Terör örgütü ve elebaşı ile hükümet düzeyinde görüşüldüğü iddiasını "İspatlamayan şerefsizdir" şeklinde inkâr eden Tayyip Erdoğan, tarihin en kirli siyasi halvetlerinden bir olan bu pazarlık ortaya çıktıktan sonra, bu kez "Ne verdiniz?" sorusuna muhatap kaldı.
PKK terör örgütünün elebaşlarından Murat Karayılan, geçen hafta Kandil'de sözüm ona bir
" basın toplantısı" düzenleyerek, sürecin kontrolünün nasıl kendi ellerinde olduğunu bir kez daha ortaya koydu.
Sadece Karayılan'ın açıklamalarından derlediğimiz tavizler şöyle:
-Süreç üç aşamadan oluşacak. Önce "ateşkes" sağlanacak (yani TSK silahı bırakacak), ardından "gerilla" geri çekilecek.
-Bu gerçekleştikten sonra "demokratikleşme" çerçevesinde yeni anayasa çalışması başlatılacak.
-Kürt halkının inkarını sona erdirilecek, varlığı ve özgürlü kabul edilecek. Tüm kimliklerin, inançların ve mezheplerin hak ve özgürlüklerini garanti altına alacak.
Karayılan, PKK'nın "silah bırakmasının" hangi şartlar kalıcı olarak yerine getirildikten sonra gerçekleşeceğini ise şöyle açıkladı:
"Önder Apo dahil herkesin özgürleşeceği bu sürecin pratikleşmesi paralelinde silahın tümden devre dışı kılınması ve gerillanın silahsızlanması gündeme girecektir."
Görüldüğü gibi Karayılan'ın Öcalan ve tüm PKK'lılar serbest bırakılmadan, "Kürt halkının özgürlüğü" kabul edilmeden "silah bırakmayacaklarını" açıkça söylemesine rağmen, büyük bir bölümü hükümet güdümüne giren veya korkunun esiri olan "Türk basını" bu sözde basın toplantısını "PKK çekiliyor" başlığıyla verdi.
AKP hükümeti ile yaptıkları ihanet pazarlığını dağda düzenlediği basın toplantısı ile ifşa edenKarayılan'ın MİT Müsteşarı Hakan Fidan'dan "Hakan" şeklinde söz etmesi ayrıca dikkat çekti.

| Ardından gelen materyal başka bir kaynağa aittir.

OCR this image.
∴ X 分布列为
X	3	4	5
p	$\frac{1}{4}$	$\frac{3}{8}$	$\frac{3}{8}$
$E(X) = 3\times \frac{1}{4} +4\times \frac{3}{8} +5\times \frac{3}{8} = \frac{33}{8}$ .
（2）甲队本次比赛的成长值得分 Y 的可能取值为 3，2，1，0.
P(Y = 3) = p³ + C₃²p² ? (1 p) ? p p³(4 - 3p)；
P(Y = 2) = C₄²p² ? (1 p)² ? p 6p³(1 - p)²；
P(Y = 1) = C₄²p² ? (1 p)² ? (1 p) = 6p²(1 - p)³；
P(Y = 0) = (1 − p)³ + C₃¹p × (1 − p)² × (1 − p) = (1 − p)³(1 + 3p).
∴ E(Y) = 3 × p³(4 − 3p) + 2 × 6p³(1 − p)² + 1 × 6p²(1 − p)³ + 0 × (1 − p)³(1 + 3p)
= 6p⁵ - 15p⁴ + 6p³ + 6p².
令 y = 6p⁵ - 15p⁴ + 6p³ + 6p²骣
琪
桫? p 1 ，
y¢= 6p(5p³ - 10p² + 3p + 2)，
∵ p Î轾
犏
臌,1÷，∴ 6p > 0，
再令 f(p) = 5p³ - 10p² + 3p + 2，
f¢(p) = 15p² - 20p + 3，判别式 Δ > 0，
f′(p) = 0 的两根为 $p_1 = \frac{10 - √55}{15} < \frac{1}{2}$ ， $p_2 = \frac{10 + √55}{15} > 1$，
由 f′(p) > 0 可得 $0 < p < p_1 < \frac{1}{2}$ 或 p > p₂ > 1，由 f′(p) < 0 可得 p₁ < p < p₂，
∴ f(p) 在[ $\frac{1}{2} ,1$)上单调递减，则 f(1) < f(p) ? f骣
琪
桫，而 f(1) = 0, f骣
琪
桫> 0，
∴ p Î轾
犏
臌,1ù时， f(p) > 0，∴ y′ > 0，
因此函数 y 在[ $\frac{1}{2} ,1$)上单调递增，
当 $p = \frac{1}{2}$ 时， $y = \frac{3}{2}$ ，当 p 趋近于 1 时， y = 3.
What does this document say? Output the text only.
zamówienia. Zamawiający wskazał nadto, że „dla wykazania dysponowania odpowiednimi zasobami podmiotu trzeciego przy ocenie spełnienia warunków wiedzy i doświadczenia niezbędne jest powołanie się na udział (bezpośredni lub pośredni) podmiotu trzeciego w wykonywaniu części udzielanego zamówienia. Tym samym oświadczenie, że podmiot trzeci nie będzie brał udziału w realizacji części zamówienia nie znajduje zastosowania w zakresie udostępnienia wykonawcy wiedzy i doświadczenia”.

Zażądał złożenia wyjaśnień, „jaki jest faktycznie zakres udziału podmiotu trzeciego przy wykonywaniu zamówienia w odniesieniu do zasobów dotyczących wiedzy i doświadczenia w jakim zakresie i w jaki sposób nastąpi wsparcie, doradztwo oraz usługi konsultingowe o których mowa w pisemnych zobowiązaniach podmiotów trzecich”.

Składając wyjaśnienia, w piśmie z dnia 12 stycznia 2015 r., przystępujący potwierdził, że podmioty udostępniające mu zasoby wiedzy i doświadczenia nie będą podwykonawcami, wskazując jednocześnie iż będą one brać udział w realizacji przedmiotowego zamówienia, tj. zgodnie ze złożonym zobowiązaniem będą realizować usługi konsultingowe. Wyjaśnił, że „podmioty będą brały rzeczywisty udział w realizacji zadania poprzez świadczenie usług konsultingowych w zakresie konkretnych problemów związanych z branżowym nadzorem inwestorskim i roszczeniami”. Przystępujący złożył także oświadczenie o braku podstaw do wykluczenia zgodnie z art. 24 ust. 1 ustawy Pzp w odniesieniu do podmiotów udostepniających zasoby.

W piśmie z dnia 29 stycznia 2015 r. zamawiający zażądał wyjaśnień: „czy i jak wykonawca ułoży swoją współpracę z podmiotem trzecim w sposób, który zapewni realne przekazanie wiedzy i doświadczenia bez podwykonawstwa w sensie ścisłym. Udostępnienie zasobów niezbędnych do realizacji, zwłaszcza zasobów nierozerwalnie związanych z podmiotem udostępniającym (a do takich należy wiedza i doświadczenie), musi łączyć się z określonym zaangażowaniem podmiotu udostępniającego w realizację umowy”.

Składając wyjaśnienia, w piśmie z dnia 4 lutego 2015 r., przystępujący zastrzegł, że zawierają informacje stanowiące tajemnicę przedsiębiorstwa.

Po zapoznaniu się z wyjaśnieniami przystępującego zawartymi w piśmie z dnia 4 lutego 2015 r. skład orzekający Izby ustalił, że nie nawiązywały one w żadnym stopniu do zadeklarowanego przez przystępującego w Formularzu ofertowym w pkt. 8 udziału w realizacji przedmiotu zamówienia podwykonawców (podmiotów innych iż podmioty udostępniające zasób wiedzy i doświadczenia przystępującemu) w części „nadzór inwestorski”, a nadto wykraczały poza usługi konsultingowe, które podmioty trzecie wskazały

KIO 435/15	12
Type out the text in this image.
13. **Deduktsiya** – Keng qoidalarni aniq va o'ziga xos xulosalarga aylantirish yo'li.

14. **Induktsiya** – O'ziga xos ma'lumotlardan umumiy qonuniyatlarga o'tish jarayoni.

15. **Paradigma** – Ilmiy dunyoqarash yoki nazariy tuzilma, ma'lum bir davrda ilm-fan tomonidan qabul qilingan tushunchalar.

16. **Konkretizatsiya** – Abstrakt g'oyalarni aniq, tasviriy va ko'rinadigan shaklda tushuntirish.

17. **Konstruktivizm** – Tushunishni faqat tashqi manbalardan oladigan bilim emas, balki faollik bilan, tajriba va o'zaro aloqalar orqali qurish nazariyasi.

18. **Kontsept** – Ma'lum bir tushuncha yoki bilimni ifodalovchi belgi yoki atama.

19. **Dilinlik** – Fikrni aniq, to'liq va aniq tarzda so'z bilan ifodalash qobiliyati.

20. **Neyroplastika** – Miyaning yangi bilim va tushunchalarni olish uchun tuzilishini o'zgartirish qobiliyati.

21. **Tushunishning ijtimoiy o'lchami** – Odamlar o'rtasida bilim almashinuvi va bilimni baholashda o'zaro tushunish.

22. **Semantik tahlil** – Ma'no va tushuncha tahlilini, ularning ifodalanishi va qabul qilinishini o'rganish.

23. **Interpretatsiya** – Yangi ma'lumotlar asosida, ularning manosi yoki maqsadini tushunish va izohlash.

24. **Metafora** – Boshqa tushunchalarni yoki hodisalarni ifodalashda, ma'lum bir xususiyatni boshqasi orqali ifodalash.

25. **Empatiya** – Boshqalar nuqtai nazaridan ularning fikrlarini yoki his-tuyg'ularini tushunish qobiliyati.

Bu röportajda, ABD'nin bu işin içinde olmadığı yalanını Aslı Aydıntaşbaş'a yutturduğu anlaşılan elebaşı İran'ın , PKK'ya Türkiye'den çekilmemesi durumunda silah desteği vaâdinde bulunduğu açıkladı.
Bir taşla iki kuş vurmuş oldu, üçüncü kuş gazeteci kılığında not alırken.
PKK'ya "hiç bir taviz verilmediğini" savunup, bu soruyu soranlara pek hiddetlenen Tayyip Erdoğan'dan şimdi kamuoyu iki açıklama bekliyor:
"PKK'yı terör örgütü olarak değil, siyasi muhatabınız olarak tanıyorsunuz. Bu durumda bizi ülkenizdeki bölücü teröre destek vermekle suçlayamazsınız"
derse nasıl bir cevap vermek tasarlanıyor?
Ya da İran;
"Sen Suriye'de neler yapıyorsun?"
derse nasıl bir cevap ver heybede.
Günün konuşmasını Marmaray ve İstanbul kanalı projesi üzerine yapan Erdoğan, ortada böyle önemli sorular dururken Anıtlar Yüksek Kurulu'nu hedef almayı tercih etti. Tarihi eserlerden "üç beş çatal kaşık ve çanak-çömlek" diye söz eden Erdoğan, Anıtlar Yüksek Kurulu'nu "Türkiye'nin muasır medeniyetler seviyesine erişmesini engellemekle" suçladı.
Bu arada Abdullah Gül'ün bütün bu süreçte "arazi olması" gözlerden kaçmıyor.